Sem paciência para “resiliência” por Filipa Guimarães
“Difícil não é lutar por aquilo que se quer, e sim desistir daquilo que mais se ama.
Eu desisti. Mas não pense que foi por não ter coragem de lutar, e sim por não ter mais condições de sofrer.”
Bob Marley
É pena que ainda nenhuma televisão ou rádio tenha andado, na rua, a perguntar aos cidadãos comuns se sabem o que é que a palavra “resiliência” significa. Não há que ter vergonha em não saber termos poucos habituais na linguagem comum. Sobretudo agora, com o Plano de Recuperação e Resiliência, as doses do termo têm sido intoxicantes. Acaba por ser um género atualizado do “aguenta”, tão banalizado aquando da vinda da troika (outro termo inédito!) para Portugal. Eu também não sabia o que queria dizer “resiliência” até a ter ouvido, pela primeira vez, há uns 15 anos. O pai de um amigo dizia-me que este precisava de ser mais “resiliente”. Sem vergonha, perguntei-lhe o que era isso. O senhor, por sinal um militar de carreira, lá me explicou que era ser mais persistente, não se deixar ir abaixo com as contrariedades. Pois a nós, que não andámos na tropa, mas que já passámos por momentos de crises (os mais velhos ainda mais), pedem-nos que sejamos “resilientes”.

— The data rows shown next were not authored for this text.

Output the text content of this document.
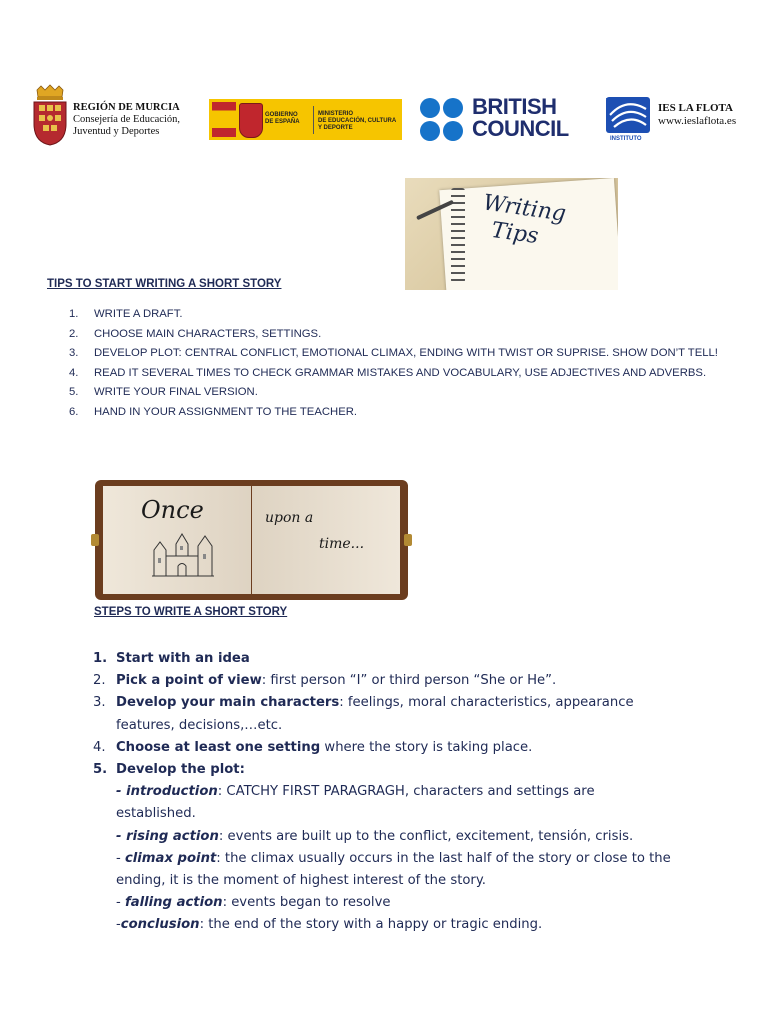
REGIÓN DE MURCIA
Consejería de Educación,
Juventud y Deportes
GOBIERNO
DE ESPAÑA
MINISTERIO
DE EDUCACIÓN, CULTURA
Y DEPORTE
BRITISH
COUNCIL
LA FLOTA
INSTITUTO
IES LA FLOTA
www.ieslaflota.es
Writing
Tips
TIPS TO START WRITING A SHORT STORY
1. WRITE A DRAFT.
2. CHOOSE MAIN CHARACTERS, SETTINGS.
3. DEVELOP PLOT: CENTRAL CONFLICT, EMOTIONAL CLIMAX, ENDING WITH TWIST OR SUPRISE. SHOW DON’T TELL!
4. READ IT SEVERAL TIMES TO CHECK GRAMMAR MISTAKES AND VOCABULARY, USE ADJECTIVES AND ADVERBS.
5. WRITE YOUR FINAL VERSION.
6. HAND IN YOUR ASSIGNMENT TO THE TEACHER.
Once	upon a
time...
STEPS TO WRITE A SHORT STORY
1. Start with an idea
2. Pick a point of view: first person “I” or third person “She or He”.
3. Develop your main characters: feelings, moral characteristics, appearance
features, decisions,…etc.
4. Choose at least one setting where the story is taking place.
5. Develop the plot:
- introduction: CATCHY FIRST PARAGRAGH, characters and settings are
established.
- rising action: events are built up to the conflict, excitement, tensión, crisis.
- climax point: the climax usually occurs in the last half of the story or close to the
ending, it is the moment of highest interest of the story.
- falling action: events began to resolve
-conclusion: the end of the story with a happy or tragic ending.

De acordo com o Dicionário Online da Língua Portuguesa, a palavra (em inglês, resilience) tem origem do latim “resilio, -ire, saltar para trás, voltar para trás, reduzir-se, afastar-se, ressaltar, brotar)”. No reino da física, é a propriedade que um corpo tem em voltar à forma original depois de um choque ou deformação. Em sentido figurado, tem a ver com a capacidade de ultrapassar as dificuldades, ou “desafios”, como atualmente também está na moda dizer-se. E em sentido real, digo eu, quer dizer muita paciência. Porque é isso que precisamos de ter para aguentar tantos meses de pandemia, tanta incerteza sobre o futuro, para além dos problemas que já temos. Vamos ter a “bazuca”, mas ninguém nos livra de anos difíceis: mais instabilidade, mais desemprego, mais pobreza. Os portugueses não são estúpidos e não merece muito a pena complicarem as nossas existências com termos que não nos são familiares, importados como as vacinas para a Covid-19 ou a famigerada aplicação para telemóvel em inglês STAYAWAY
Covid, que morreu quase à nascença. Porém,
a “resiliência” não está só no que diz respeito a novas maneiras de dizer as coisas menos agradáveis. Já repararam que ninguém tem problemas? Agora, a palavra de ordem é “desafio”, para tudo e para mais alguma coisa. Desde os feitos desportivos até ao excesso de peso. Vivemos na era de ter imensos desafios pela frente: esperar pela vacina, adaptarmo-nos ao teletrabalho, apoiar os demais e sermos todos “resilientes”. Não há paciência para tantos desafios novos, inclusivamente os linguísticos.